Early Customer Experiences
Some customers have had access to early versions of RTC since 2007, and so they have built a body of experiences and best practices. Among RTC’s many features, early users highlighted several stand-outs:
- Quick Start-up. Training for the core work item management capabilities is minimal. Some teams worked with Jumpstart staff to conduct a brief three hour training class; others just “figured it out” without formal training. RTC’s pre-defined role definitions and workflows made it easy to add new team members without administrative overhead. (Rational call this “day one productivity.”)
- Seamless integration with the Eclipse IDE. One customer noted that in the past, teams had to use three tools and switch from the Eclipse IDE to manage code in CVS and issues in Jira. With RTC, teams work from a single client environment and have access to all their development and collaboration tools—developers no longer need to leave the Eclipse IDE to access other ALM functions. Further, teams had little difficulty learning to use the new tool, since it leveraged the Eclipse interface.
- Little need for reporting overhead. By providing customers with a Web browser interface to the work item system and team dashboards, teams don’t need to spend time creating additional status reports. Also, providing 24×7 direct access to team progress led to goodwill and far fewer surprises for customers.
- Simpler installation and management. Teams noted that maintaining project assets in the Jazz repository cuts management overhead and is far simpler than maintaining separate SCM and defect tracking environments.
- Ability to support existing processes. Not all RTC teams are using agile processes. In fact, one large banking customer has adopted RTC for its waterfall projects, primarily to take advantage of RTC’s work item management and project planning capabilities.

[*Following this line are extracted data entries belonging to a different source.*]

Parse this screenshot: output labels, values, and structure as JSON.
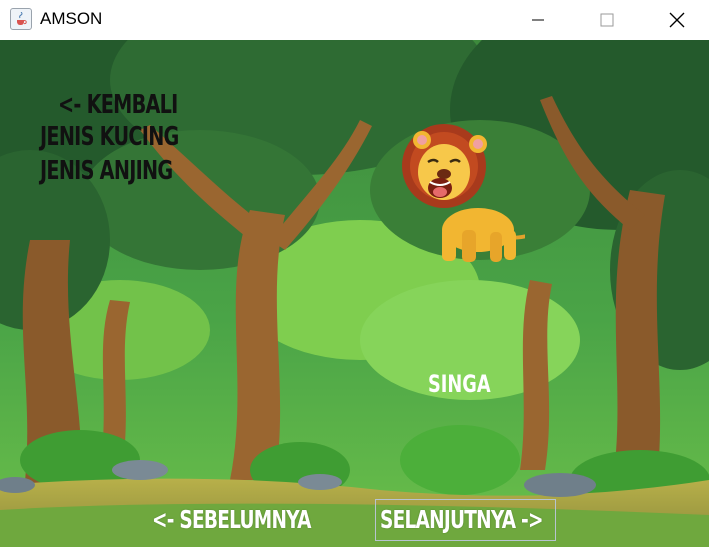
{
  "window": {
    "title": "AMSON",
    "controls": [
      "minimize",
      "maximize",
      "close"
    ]
  },
  "menu": {
    "back_label": "<- KEMBALI",
    "cats_label": "JENIS KUCING",
    "dogs_label": "JENIS ANJING"
  },
  "animal": {
    "name": "SINGA",
    "icon": "lion-icon"
  },
  "navigation": {
    "prev_label": "<- SEBELUMNYA",
    "next_label": "SELANJUTNYA ->"
  },
  "colors": {
    "menu_text": "#111111",
    "nav_text": "#ffffff",
    "forest_dark": "#245a2c",
    "forest_light": "#6cc04a"
  }
}
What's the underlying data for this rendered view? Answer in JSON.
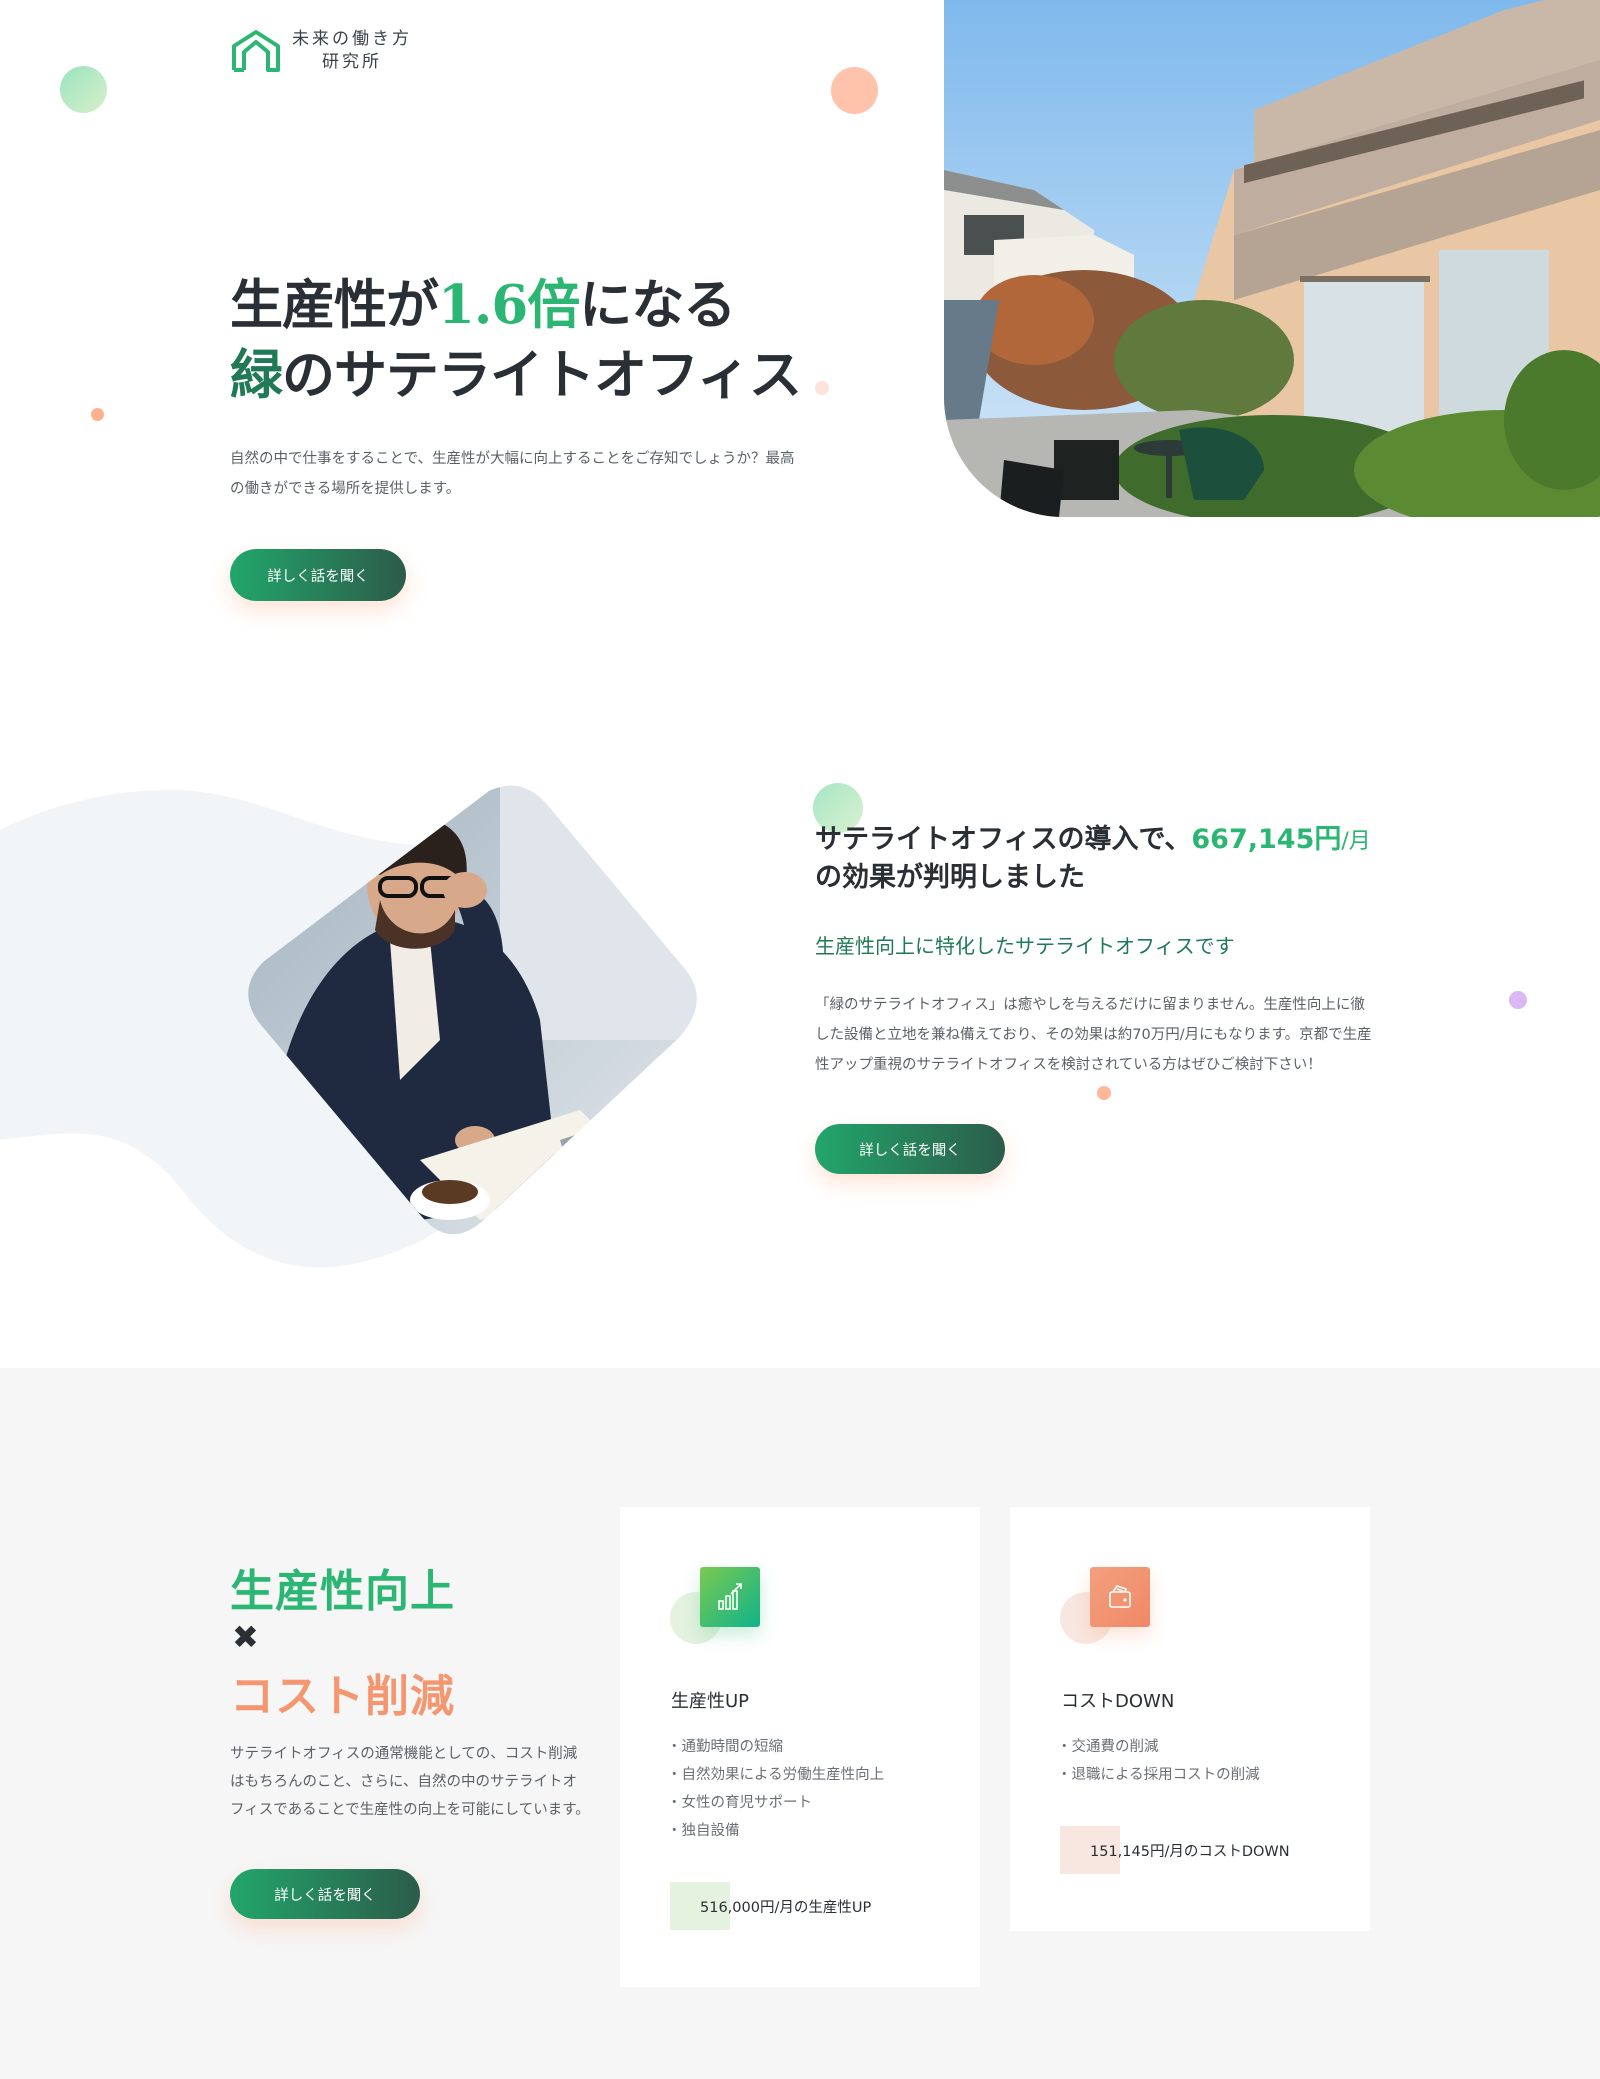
{
  "brand": {
    "name_line1": "未来の働き方",
    "name_line2": "研究所"
  },
  "hero": {
    "title_part1": "生産性が",
    "title_highlight": "1.6倍",
    "title_part2": "になる",
    "title_line2_accent": "緑",
    "title_line2_rest": "のサテライトオフィス",
    "description": "自然の中で仕事をすることで、生産性が大幅に向上することをご存知でしょうか？最高の働きができる場所を提供します。",
    "cta_label": "詳しく話を聞く"
  },
  "intro": {
    "title_part1": "サテライトオフィスの導入で、",
    "title_number": "667,145円",
    "title_unit": "/月",
    "title_line2": "の効果が判明しました",
    "subtitle": "生産性向上に特化したサテライトオフィスです",
    "description": "「緑のサテライトオフィス」は癒やしを与えるだけに留まりません。生産性向上に徹した設備と立地を兼ね備えており、その効果は約70万円/月にもなります。京都で生産性アップ重視のサテライトオフィスを検討されている方はぜひご検討下さい！",
    "cta_label": "詳しく話を聞く"
  },
  "features": {
    "heading_1": "生産性向上",
    "heading_x": "✖",
    "heading_2": "コスト削減",
    "description": "サテライトオフィスの通常機能としての、コスト削減はもちろんのこと、さらに、自然の中のサテライトオフィスであることで生産性の向上を可能にしています。",
    "cta_label": "詳しく話を聞く",
    "cards": [
      {
        "icon": "chart-up-icon",
        "title": "生産性UP",
        "items": [
          "通勤時間の短縮",
          "自然効果による労働生産性向上",
          "女性の育児サポート",
          "独自設備"
        ],
        "footer": "516,000円/月の生産性UP"
      },
      {
        "icon": "wallet-icon",
        "title": "コストDOWN",
        "items": [
          "交通費の削減",
          "退職による採用コストの削減"
        ],
        "footer": "151,145円/月のコストDOWN"
      }
    ]
  },
  "colors": {
    "brand_green": "#2bb673",
    "dark_green": "#1f7a55",
    "accent_orange": "#f4966f",
    "text_dark": "#2a2f35",
    "text_body": "#5c6168",
    "section_bg": "#f6f6f6"
  }
}
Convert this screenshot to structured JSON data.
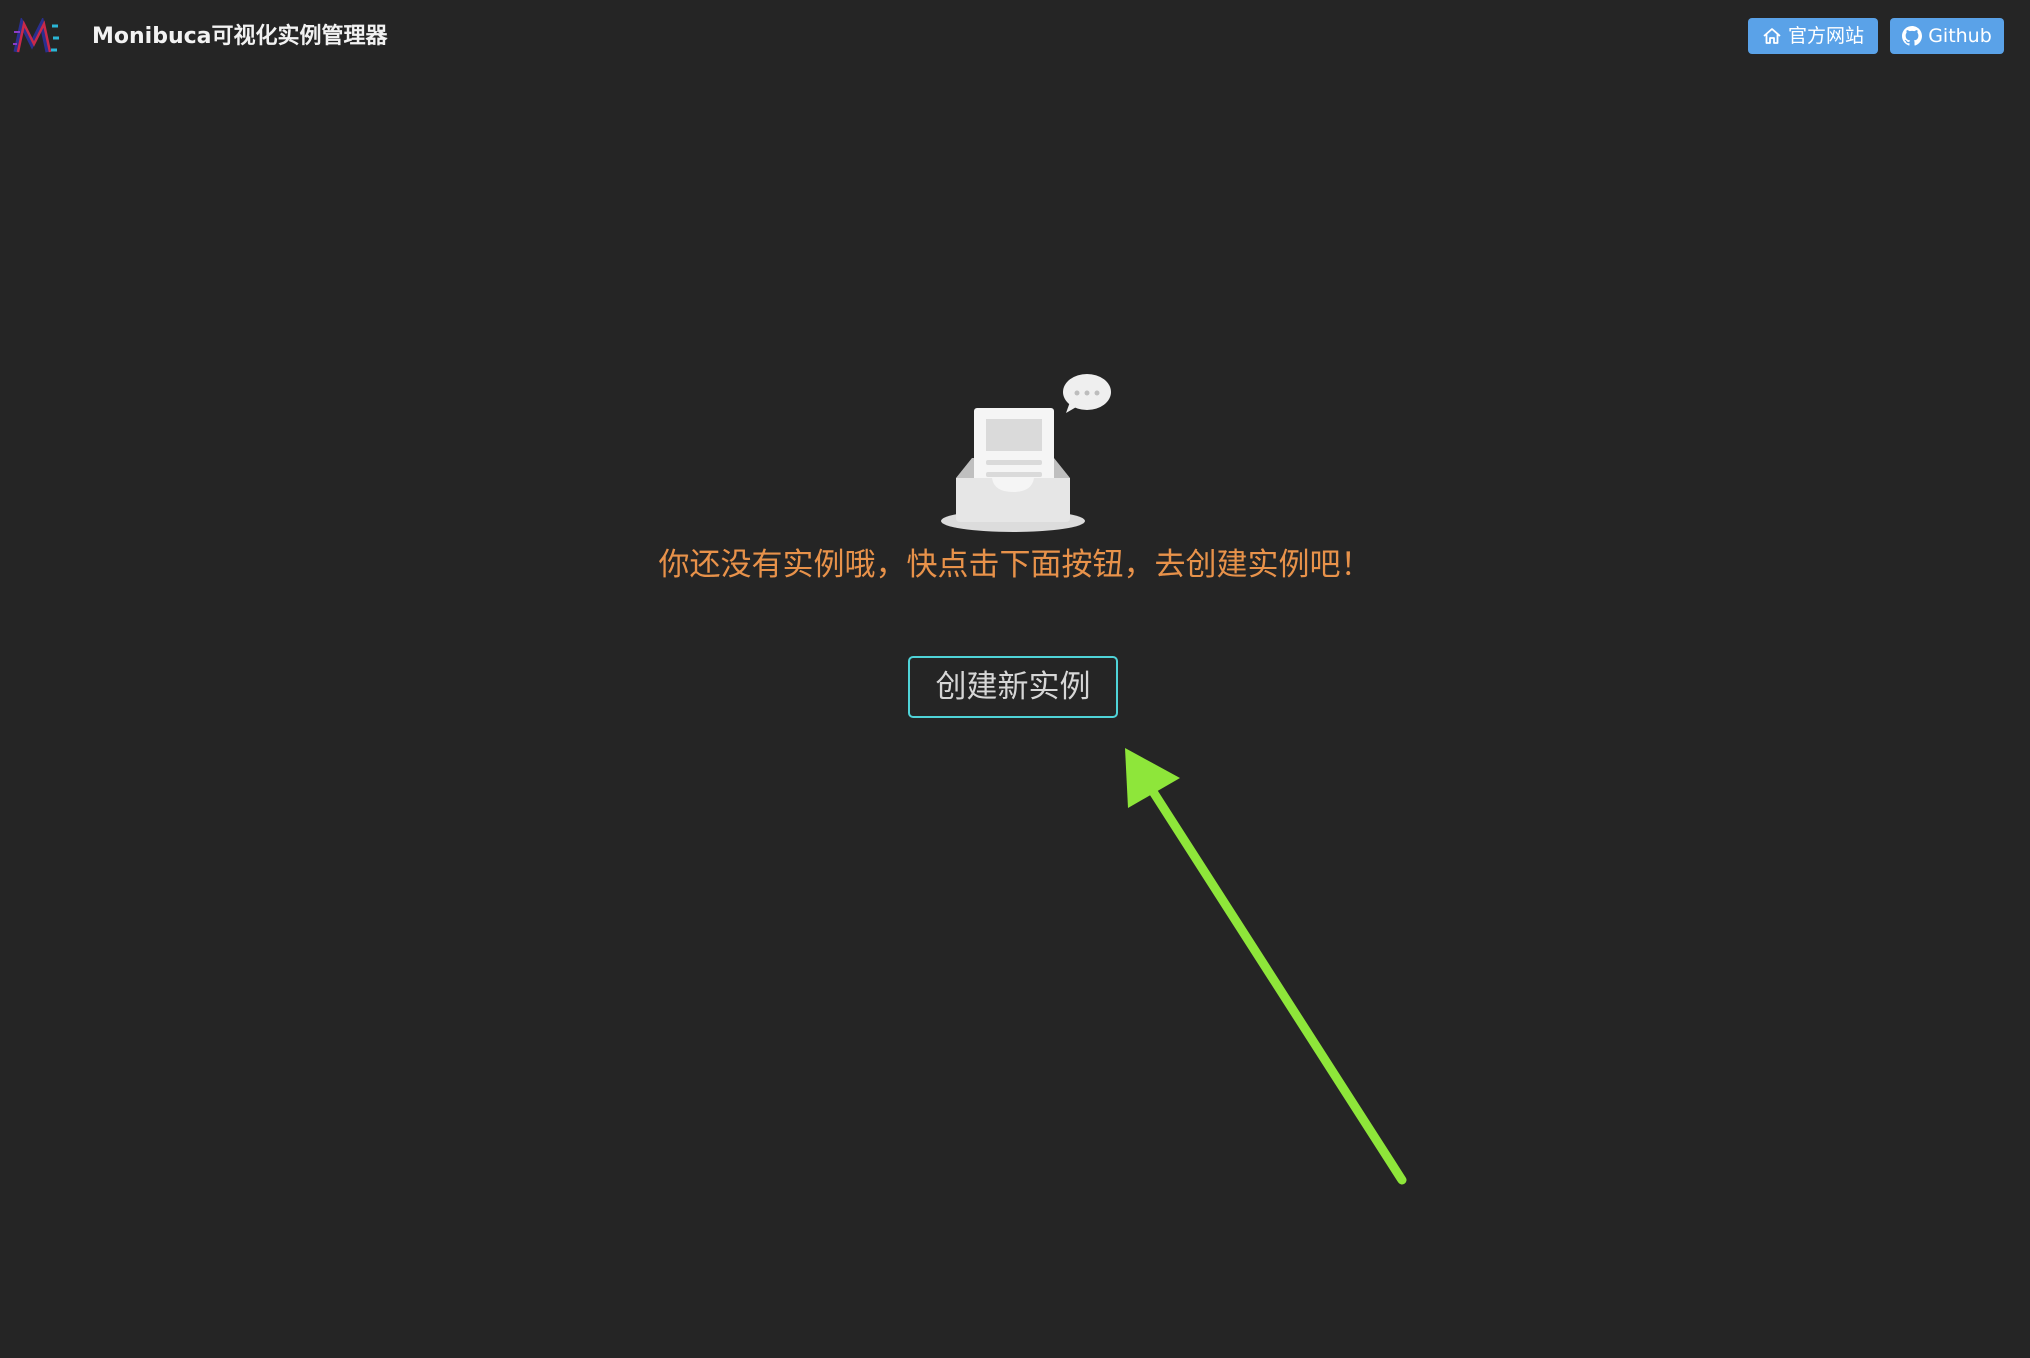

This company continues to use ClearCase and ClearQuest for SCM processes, in conjunction with RTC.
- Deploy global teams of developers, managers, business users, and customers to produce leading-edge software;
- Improve team productivity and quality through collaboration and seamless tool integration;
- Provide real-time visibility into accurate project metrics for all project participants, regardless of their location;
- Provide real-time analytics to monitor status and progress across projects, products, and organizational and geographic boundaries;
- Employ Agile and iterative development and management practices to address ever-changing business requirements and to shorten delivery cycles;
- Achieve compliance with corporate governance and regulatory requirements without impeding team productivity;
- Leverage development assets created and processes used by existing Rational ALM tools; and
- Interact with Rational developers, other customers, business partners, academics, and anyone using Jazz.net to enhance the Jazz environment and participate in creating industry standards.